Wenn Computer- und Robotertechnik auf Vorbilder aus der Natur treffen entsteht oftmals Faszinierendes. Wie sich derzeit im Innenhof des Victoria & Albert Museums in London betrachten, betreten und sogar nutzen lässt: In eindrucksvollem Kontrast zur viktorianischen Fassade des Museums steht dort ein Pavillon aus spinnwebenartig umhüllten Sechseck-Formen, die wabenartig zusammengefügt auf einigen wenigen dünnen Stützen ruhen. Geplant haben das luftig-leichte Dach Computer, gebaut Roboter.

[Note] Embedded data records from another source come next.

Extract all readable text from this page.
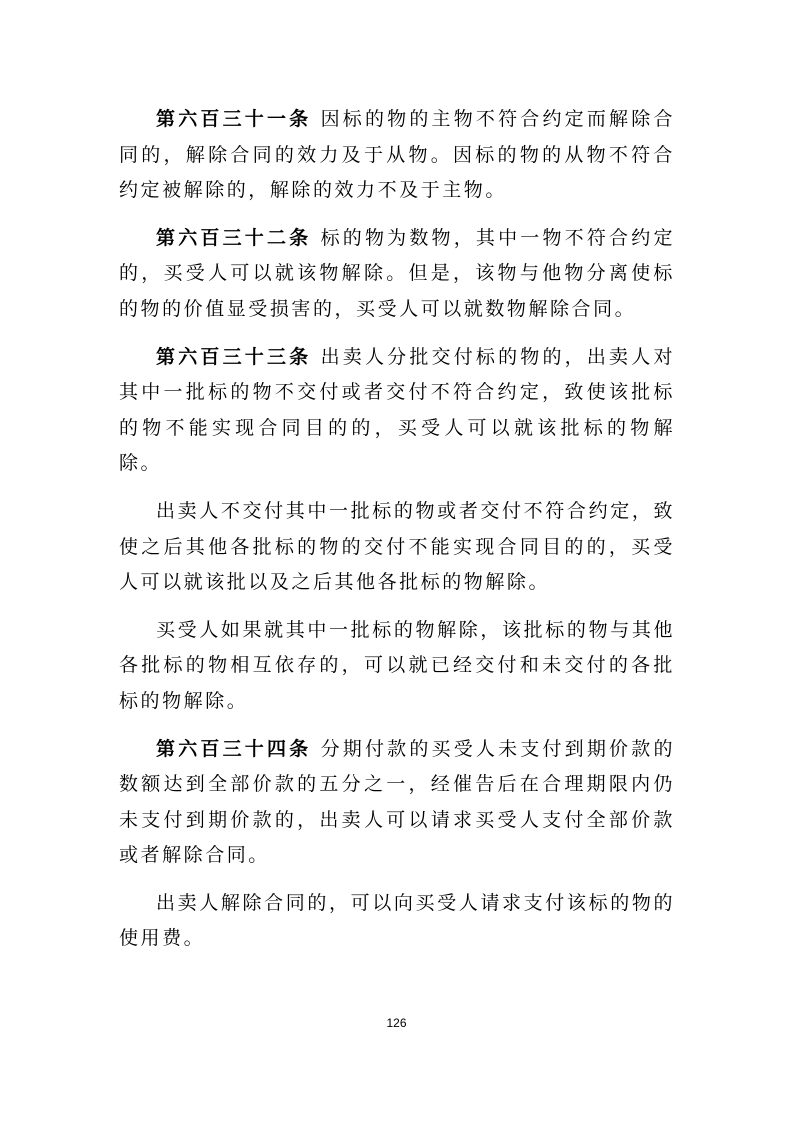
第六百三十一条 因标的物的主物不符合约定而解除合同的，解除合同的效力及于从物。因标的物的从物不符合约定被解除的，解除的效力不及于主物。

第六百三十二条 标的物为数物，其中一物不符合约定的，买受人可以就该物解除。但是，该物与他物分离使标的物的价值显受损害的，买受人可以就数物解除合同。

第六百三十三条 出卖人分批交付标的物的，出卖人对其中一批标的物不交付或者交付不符合约定，致使该批标的物不能实现合同目的的，买受人可以就该批标的物解除。

出卖人不交付其中一批标的物或者交付不符合约定，致使之后其他各批标的物的交付不能实现合同目的的，买受人可以就该批以及之后其他各批标的物解除。

买受人如果就其中一批标的物解除，该批标的物与其他各批标的物相互依存的，可以就已经交付和未交付的各批标的物解除。

第六百三十四条 分期付款的买受人未支付到期价款的数额达到全部价款的五分之一，经催告后在合理期限内仍未支付到期价款的，出卖人可以请求买受人支付全部价款或者解除合同。

出卖人解除合同的，可以向买受人请求支付该标的物的使用费。

126
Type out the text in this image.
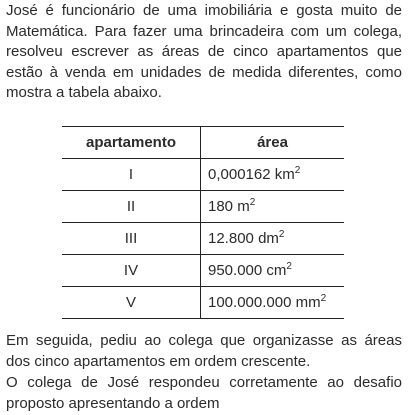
José é funcionário de uma imobiliária e gosta muito de Matemática. Para fazer uma brincadeira com um colega, resolveu escrever as áreas de cinco apartamentos que estão à venda em unidades de medida diferentes, como mostra a tabela abaixo.

apartamento	área
I	0,000162 $km^2$
II	180 $m^2$
III	12.800 $dm^2$
IV	950.000 $cm^2$
V	100.000.000 $mm^2$

Em seguida, pediu ao colega que organizasse as áreas dos cinco apartamentos em ordem crescente.

O colega de José respondeu corretamente ao desafio proposto apresentando a ordem
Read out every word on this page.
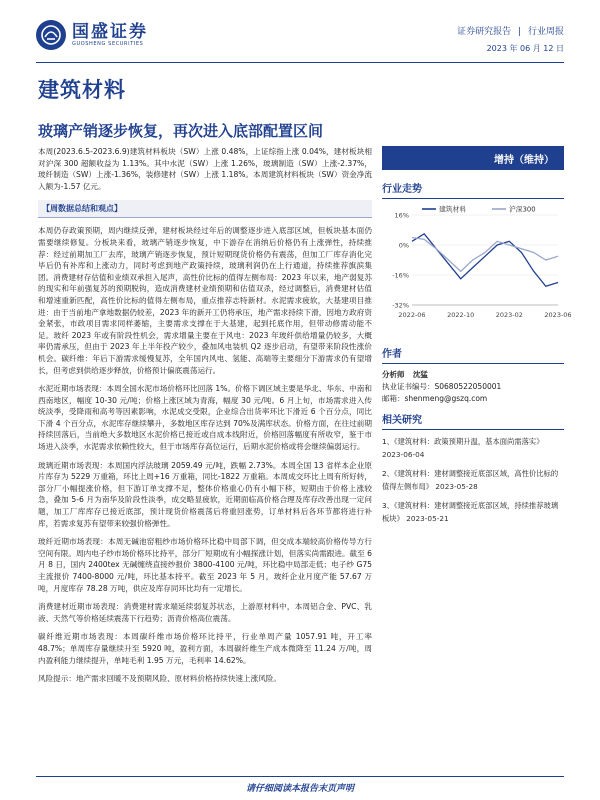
国盛证券
GUOSHENG SECURITIES
证券研究报告 | 行业周报
2023 年 06 月 12 日
建筑材料
玻璃产销逐步恢复，再次进入底部配置区间

本周(2023.6.5-2023.6.9)建筑材料板块（SW）上涨 0.48%，上证综指上涨 0.04%，建材板块相对沪深 300 超额收益为 1.13%。其中水泥（SW）上涨 1.26%，玻璃制造（SW）上涨-2.37%，玻纤制造（SW）上涨-1.36%，装修建材（SW）上涨 1.18%。本周建筑材料板块（SW）资金净流入额为-1.57 亿元。

【周数据总结和观点】

本周仍存政策预期，周内继续反弹，建材板块经过年后的调整逐步进入底部区域，但板块基本面仍需要继续修复。分板块来看，玻璃产销逐步恢复，中下游存在消纳后价格仍有上涨弹性，持续推荐：经过前期加工厂去库，玻璃产销逐步恢复，预计短期现货价格仍有震荡，但加工厂库存消化完毕后仍有补库和上涨动力，同时考虑到地产政策持续，玻璃利润仍在上行通道，持续推荐旗滨集团。消费建材存估值和业绩双承担入尾声，高性价比标的值得左侧布局：2023 年以来，地产弱复苏的现实和年前强复苏的预期脱钩，造成消费建材业绩预期和估值双杀，经过调整后，消费建材估值和增速重新匹配，高性价比标的值得左侧布局，重点推荐志特新材。水泥需求疲软，大基建项目推进：由于当前地产拿地数据仍较差，2023 年的新开工仍将承压，地产需求持续下滑，因地方政府资金紧张，市政项目需求同样萎缩，主要需求支撑在于大基建，起到托底作用，但带动修需动能不足。玻纤 2023 年或有阶段性机会，需求增量主要在于风电：2023 年玻纤供给增量仍较多，大概率仍需承压，但由于 2023 年上半年投产较少，叠加风电装机 Q2 逐步启动，有望带来阶段性涨价机会。碳纤维：年后下游需求缓慢复苏，全年国内风电、氢能、高端等主要细分下游需求仍有望增长，但考虑到供给逐步释放，价格预计偏底震荡运行。

水泥近期市场表现：本周全国水泥市场价格环比回落 1%。价格下调区域主要是华北、华东、中南和西南地区，幅度 10-30 元/吨；价格上涨区域为青海，幅度 30 元/吨。6 月上旬，市场需求进入传统淡季，受降雨和高考等因素影响，水泥成交受限，企业综合出货率环比下滑近 6 个百分点，同比下滑 4 个百分点，水泥库存继续攀升，多数地区库存达到 70%及满库状态。价格方面，在往过前期持续回落后，当前绝大多数地区水泥价格已接近或自成本线附近，价格回落幅度有所收窄，鉴于市场进入淡季，水泥需求依赖性较大，但于市场库存高位运行，后期水泥价格或将会继续偏弱运行。

玻璃近期市场表现：本周国内浮法玻璃 2059.49 元/吨，跌幅 2.73%。本周全国 13 省样本企业原片库存为 5229 万重箱，环比上周+16 万重箱，同比-1822 万重箱。本周成交环比上周有所好转，部分厂小幅提涨价格，但下游订单支撑不足，整体价格重心仍有小幅下移，短期由于价格上涨较急，叠加 5-6 月为南华及阶段性淡季，成交略显疲软，近期面临高价格合理及库存改善出现一定问题，加工厂库库存已接近底部，预计现货价格震荡后将重回涨势，订单材料后各环节都将进行补库，若需求复苏有望带来较强价格弹性。

玻纤近期市场表现：本周无碱池窑粗纱市场价格环比稳中局部下调，但交成本端较高价格传导方行空间有限。周内电子纱市场价格环比持平，部分厂短期成有小幅探涨计划，但落实尚需跟进。截至 6 月 8 日，国内 2400tex 无碱缠绕直接纱报价 3800-4100 元/吨，环比稳中局部走低；电子纱 G75 主流报价 7400-8000 元/吨，环比基本持平。截至 2023 年 5 月，玻纤企业月度产能 57.67 万吨，月度库存 78.28 万吨，供应及库存同环比均有一定增长。

消费建材近期市场表现：消费建材需求端延续弱复苏状态，上游原材料中，本周铝合金、PVC、乳液、天然气等价格延续震荡下行趋势；沥青价格高位震荡。

碳纤维近期市场表现：本周碳纤维市场价格环比持平，行业单周产量 1057.91 吨，开工率 48.7%；单周库存量继续升至 5920 吨，盈利方面，本周碳纤维生产成本微降至 11.24 万/吨，周内盈利能力继续提升，单吨毛利 1.95 万元，毛利率 14.62%。

风险提示：地产需求回暖不及预期风险、原材料价格持续快速上涨风险。

增持（维持）
行业走势
16%
0%
-16%
-32%
2022-06	2022-10	2023-02	2023-06
建筑材料	沪深300
作者
分析师 沈猛
执业证书编号：S0680522050001
邮箱：shenmeng@gszq.com
相关研究
1、《建筑材料：政策预期升温，基本面尚需落实》 2023-06-04
2、《建筑材料：建材调整接近底部区域，高性价比标的值得左侧布局》 2023-05-28
3、《建筑材料：建材调整接近底部区域，持续推荐玻璃板块》 2023-05-21
请仔细阅读本报告末页声明
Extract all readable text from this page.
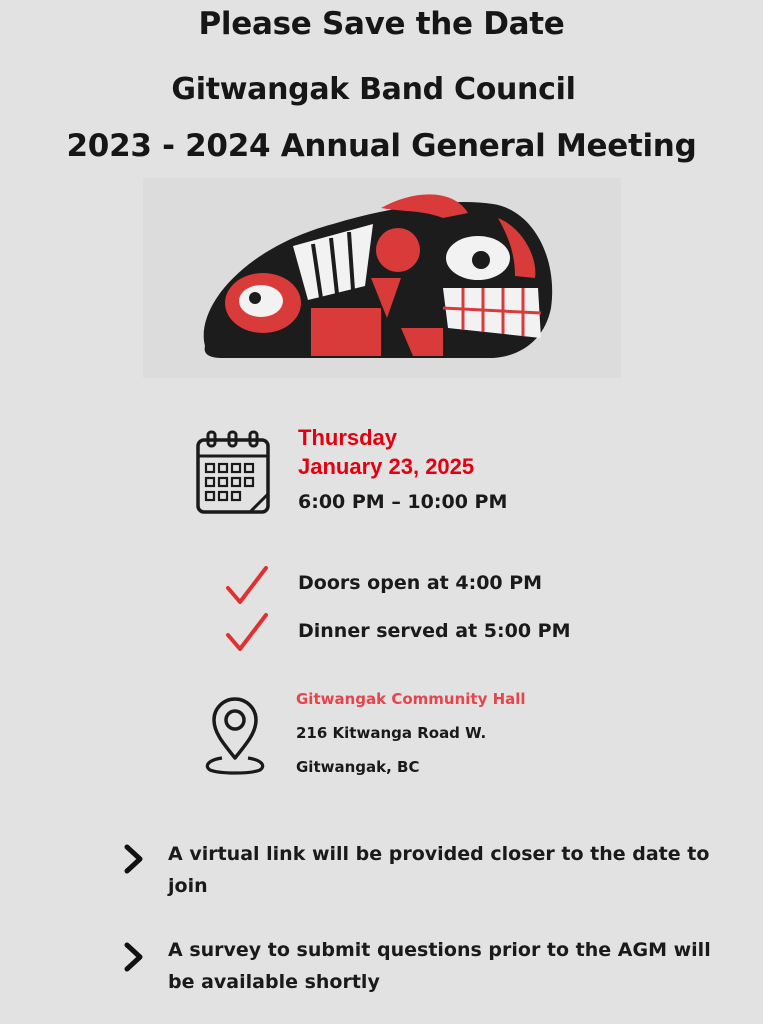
Please Save the Date
Gitwangak Band Council
2023 - 2024 Annual General Meeting
Thursday
January 23, 2025
6:00 PM – 10:00 PM
Doors open at 4:00 PM
Dinner served at 5:00 PM
Gitwangak Community Hall
216 Kitwanga Road W.
Gitwangak, BC
A virtual link will be provided closer to the date to join
A survey to submit questions prior to the AGM will be available shortly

Jüngstes Projekt von ICD und ITKE aus Stuttgart
Die wiederum gehorchen den Befehlen Stuttgarter Wissenschaftler: Beim Elytra Filament Pavillon – so der Name des Gebildes – handelt es sich um das jüngste Projekt des Instituts für Computerbasiertes Entwerfen (ICD) und des Instituts für Tragkonstruktionen und Konstruktives Entwerfen (ITKE) der Universität Stuttgart. Gemeinsam forschen sie seit mehreren Jahren am Zusammenspiel von Architektur, Bauingenieurwesen und bionischen Konstruktionen.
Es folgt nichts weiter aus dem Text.